Reads the current value of each key into a %{key => value} map.
Runs one reconcile pass against the desired state.
Types
@type desired() :: %{optional(Linx.Sysctl.key()) => Linx.Sysctl.value()}
Desired state: dot-form key to the value to converge on.
@type last_applied() :: %{optional(Linx.Sysctl.key()) => ownership()}
Reconciler-held ownership map, keyed by dot-form sysctl key.
@type op() :: {:set, Linx.Sysctl.key(), Linx.Sysctl.value()} | {:revert, Linx.Sysctl.key(), Linx.Sysctl.value()} | {:release, Linx.Sysctl.key()}
A reconcile op. :set/:revert write; :release is a no-op marker.
@type opts() :: [in: Linx.Sysctl.in_target(), revert_on_release: boolean()]
Options for reconcile/3 and diff/4:
:in— target namespace, forwarded verbatim toLinx.Sysctl(:selfdefault,{:pid, n},{:path, p}).:revert_on_release— restore captured originals when a key leaves the desired set (defaultfalse).
@type ownership() :: %{ applied: Linx.Sysctl.value(), original: Linx.Sysctl.value() | nil }
Per-key ownership record. :applied is the value we last wrote; :original
is the value that was there before we first touched the key (or nil if it
was unreadable at capture time).
Functions
@spec diff( %{optional(Linx.Sysctl.key()) => binary()}, desired(), last_applied(), opts() ) :: [op()]
Computes the ops that would converge observed to desired, given the
last_applied ownership map. Pure — no I/O.
Produces:
{:set, key, value}— desired key whose observed value differs (or that is absent fromobserved);{:revert, key, original}— released key, whenrevert_on_release: trueand an original was captured;{:release, key}— released key otherwise.
Order is irrelevant for sysctl; ops are emitted sets-then-releases for a stable, readable result.
@spec observe([Linx.Sysctl.key()], opts()) :: %{ optional(Linx.Sysctl.key()) => binary() }
Reads the current value of each key into a %{key => value} map.

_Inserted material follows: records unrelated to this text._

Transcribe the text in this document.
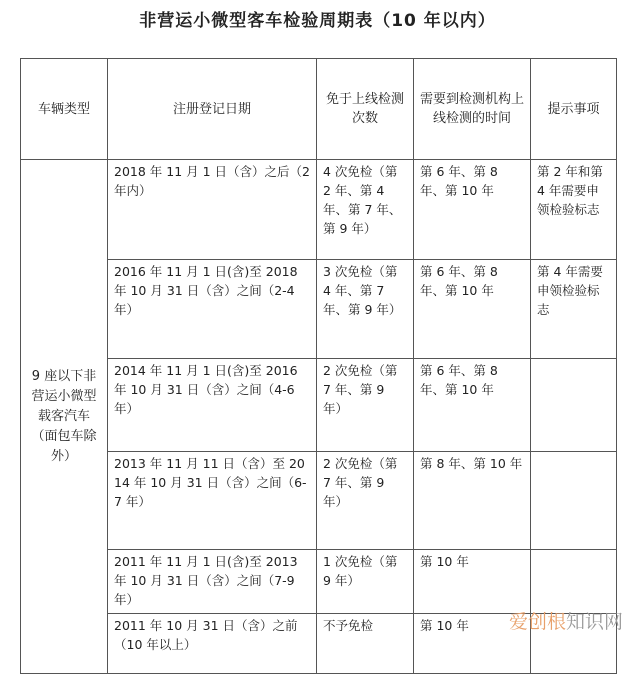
非营运小微型客车检验周期表（10 年以内）
车辆类型	注册登记日期	免于上线检测次数	需要到检测机构上线检测的时间	提示事项
9 座以下非营运小微型载客汽车（面包车除外）	2018 年 11 月 1 日（含）之后（2 年内）	4 次免检（第 2 年、第 4 年、第 7 年、第 9 年）	第 6 年、第 8 年、第 10 年	第 2 年和第 4 年需要申领检验标志
	2016 年 11 月 1 日(含)至 2018 年 10 月 31 日（含）之间（2-4 年）	3 次免检（第 4 年、第 7 年、第 9 年）	第 6 年、第 8 年、第 10 年	第 4 年需要申领检验标志
	2014 年 11 月 1 日(含)至 2016 年 10 月 31 日（含）之间（4-6 年）	2 次免检（第 7 年、第 9 年）	第 6 年、第 8 年、第 10 年	
	2013 年 11 月 11 日（含）至 2014 年 10 月 31 日（含）之间（6-7 年）	2 次免检（第 7 年、第 9 年）	第 8 年、第 10 年	
	2011 年 11 月 1 日(含)至 2013 年 10 月 31 日（含）之间（7-9 年）	1 次免检（第 9 年）	第 10 年	
	2011 年 10 月 31 日（含）之前（10 年以上）	不予免检	第 10 年	爱创根知识网
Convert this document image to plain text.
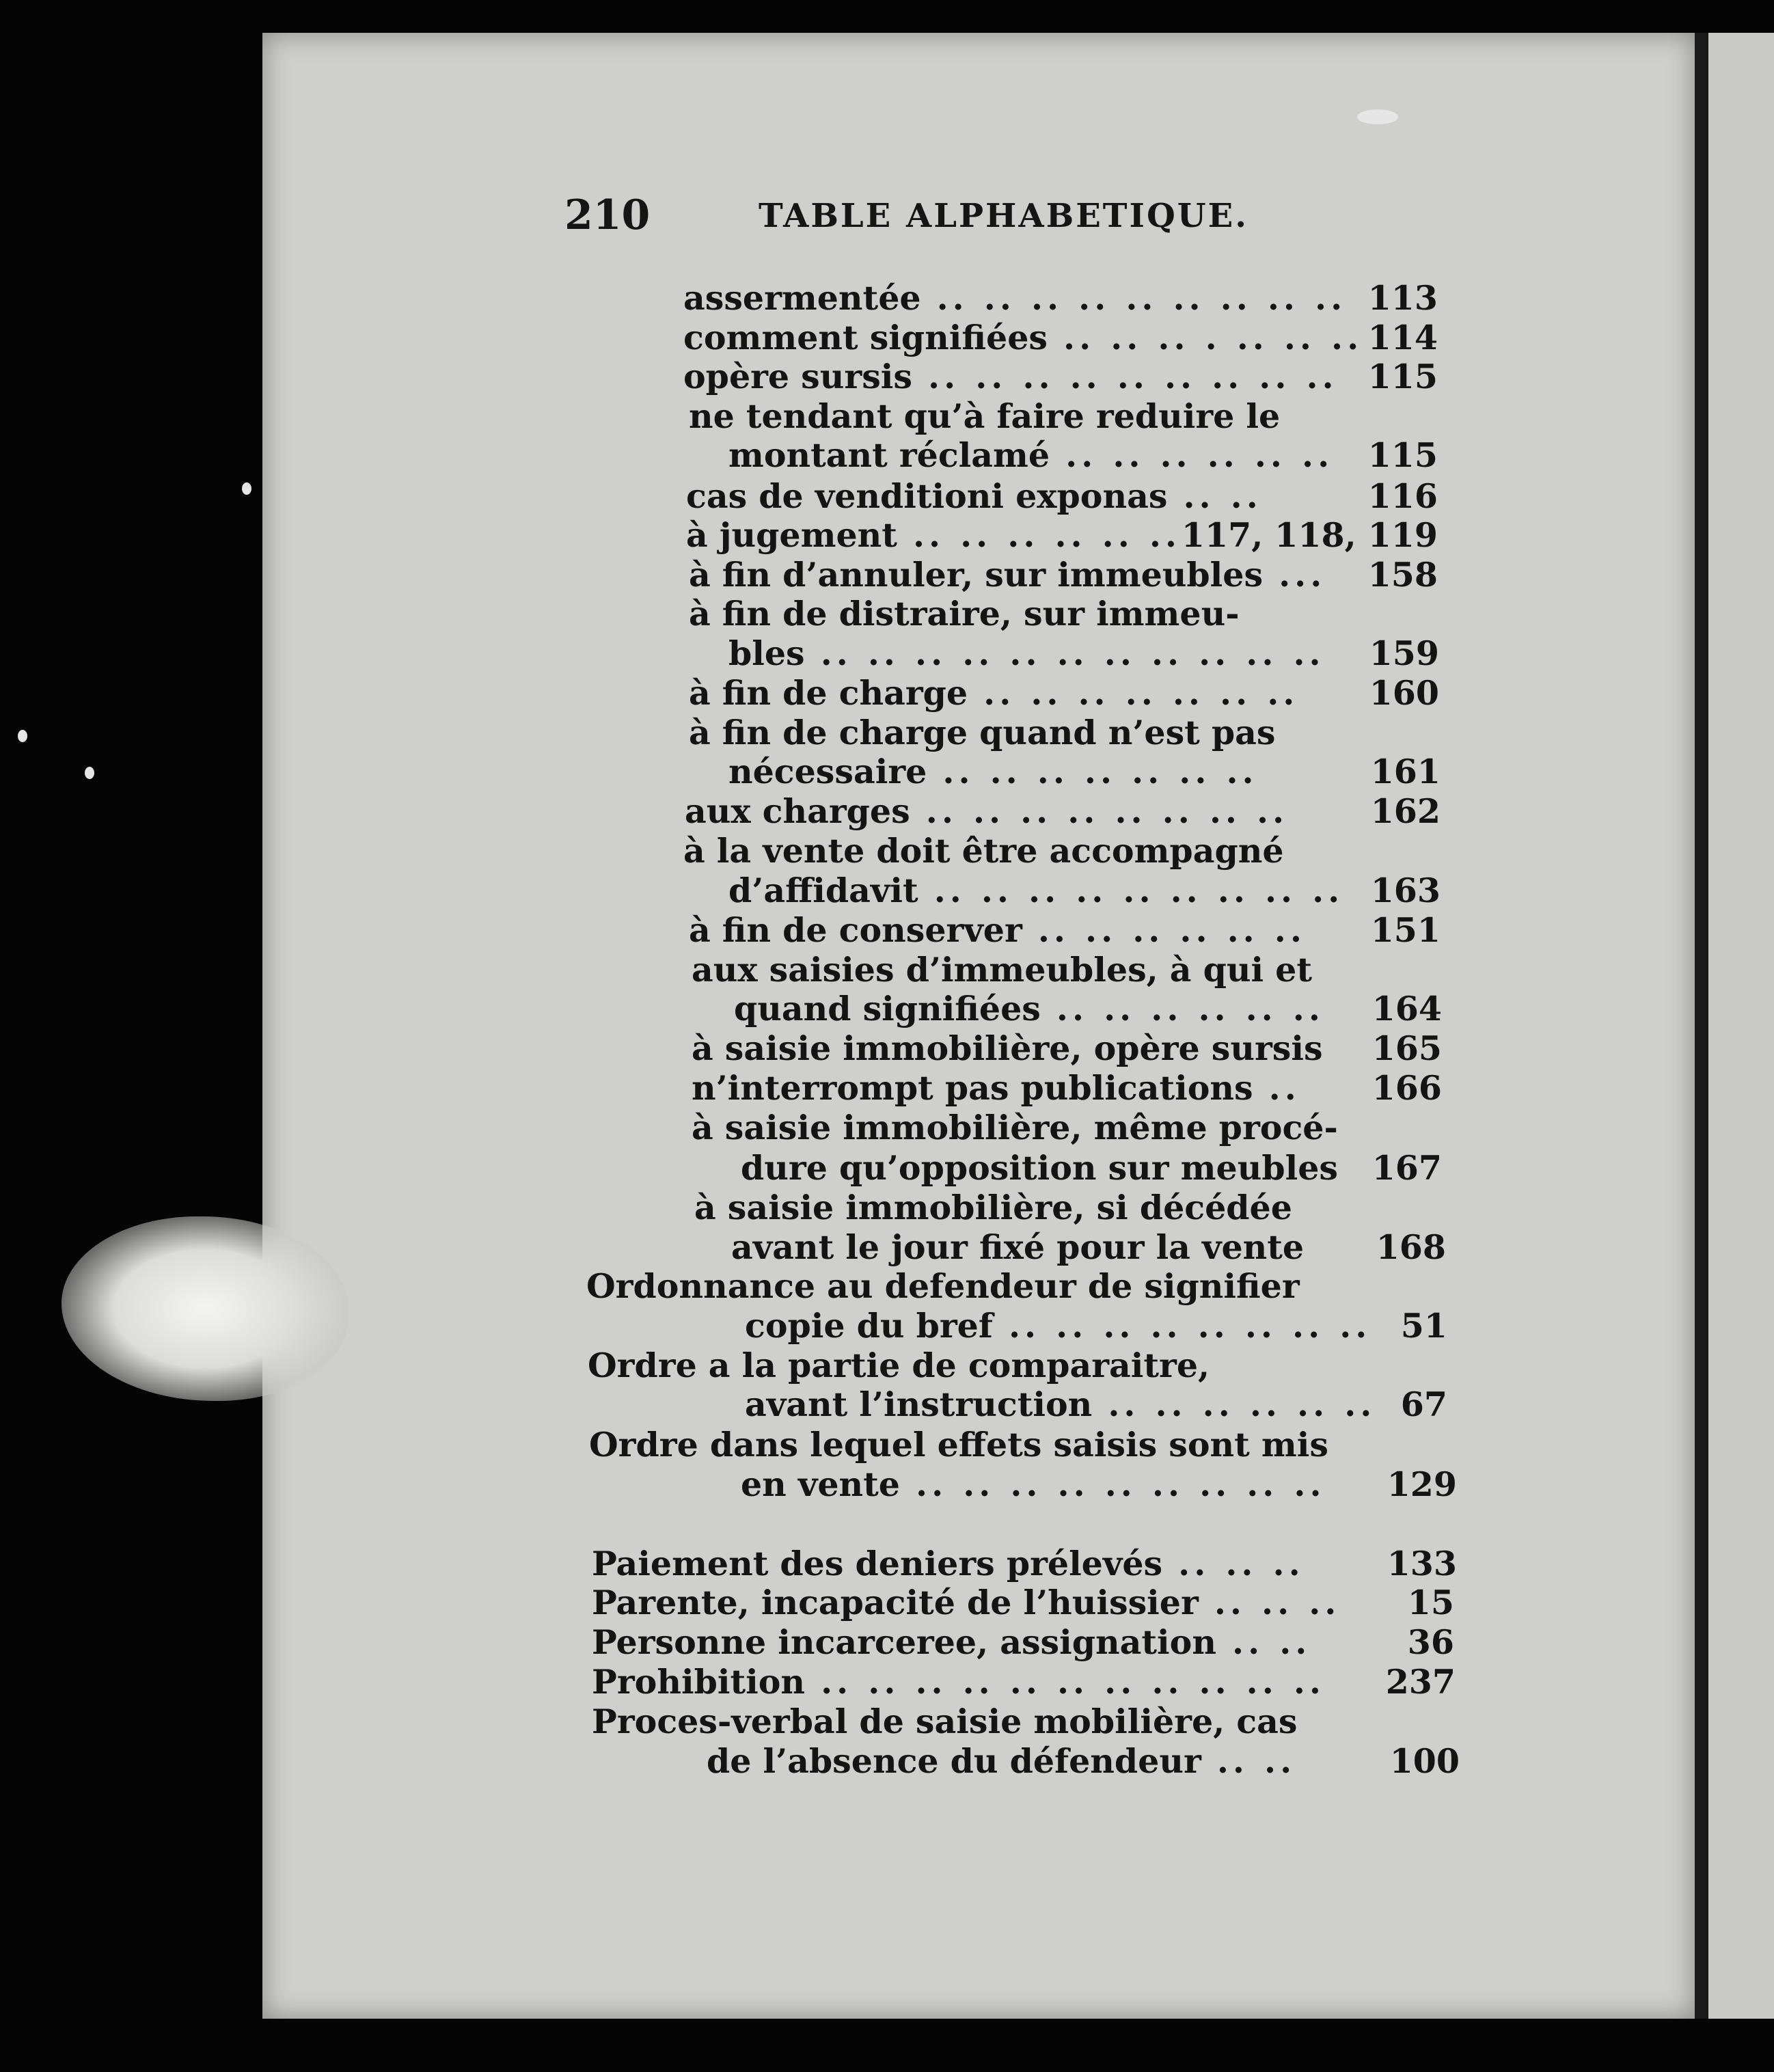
210	TABLE ALPHABETIQUE.
assermentée .. .. .. .. .. .. .. .. .. 113
comment signifiées .. .. .. . .. .. .. 114
opère sursis .. .. .. .. .. .. .. .. .. 115
ne tendant qu’à faire reduire le
montant réclamé .. .. .. .. .. ..	115
cas de venditioni exponas .. ..	116
à jugement .. .. .. .. .. .. 117, 118, 119
à fin d’annuler, sur immeubles ...	158
à fin de distraire, sur immeu-
bles .. .. .. .. .. .. .. .. .. .. ..	159
à fin de charge .. .. .. .. .. .. ..	160
à fin de charge quand n’est pas
nécessaire .. .. .. .. .. .. ..	161
aux charges .. .. .. .. .. .. .. ..	162
à la vente doit être accompagné
d’affidavit .. .. .. .. .. .. .. .. .. 163
à fin de conserver .. .. .. .. .. ..	151
aux saisies d’immeubles, à qui et
quand signifiées .. .. .. .. .. ..	164
à saisie immobilière, opère sursis	165
n’interrompt pas publications ..	166
à saisie immobilière, même procé-
dure qu’opposition sur meubles	167
à saisie immobilière, si décédée
avant le jour fixé pour la vente	168
Ordonnance au defendeur de signifier
copie du bref .. .. .. .. .. .. .. .. 51
Ordre a la partie de comparaitre,
avant l’instruction .. .. .. .. .. .. 67
Ordre dans lequel effets saisis sont mis
en vente .. .. .. .. .. .. .. .. ..	129
Paiement des deniers prélevés .. .. ..	133
Parente, incapacité de l’huissier .. .. ..	15
Personne incarceree, assignation .. ..	36
Prohibition .. .. .. .. .. .. .. .. .. .. ..	237
Proces-verbal de saisie mobilière, cas
de l’absence du défendeur .. ..	100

Keys that can't be read (e.g. :enoent, :eacces) are simply absent from
the result — the diff treats an absent desired key as needing a write and
lets the write surface the real error.
@spec reconcile(desired(), last_applied(), opts()) :: {:ok, Linx.Sysctl.Reconcile.Report.t()}
Runs one reconcile pass against the desired state.
Reads the current value of every relevant key (those in desired and those
still owned in last_applied), diffs, applies best-effort, and returns
{:ok, %Report{}}. The report's :last_applied is the updated ownership
map to thread into the next pass.
Never returns {:error, _} for kernel-level failures — per-op errors are
recorded in report.failed, because a partial apply is a normal transient
state the next pass corrects, not a fatal condition. (A malformed :in
option still raises via the underlying verbs.)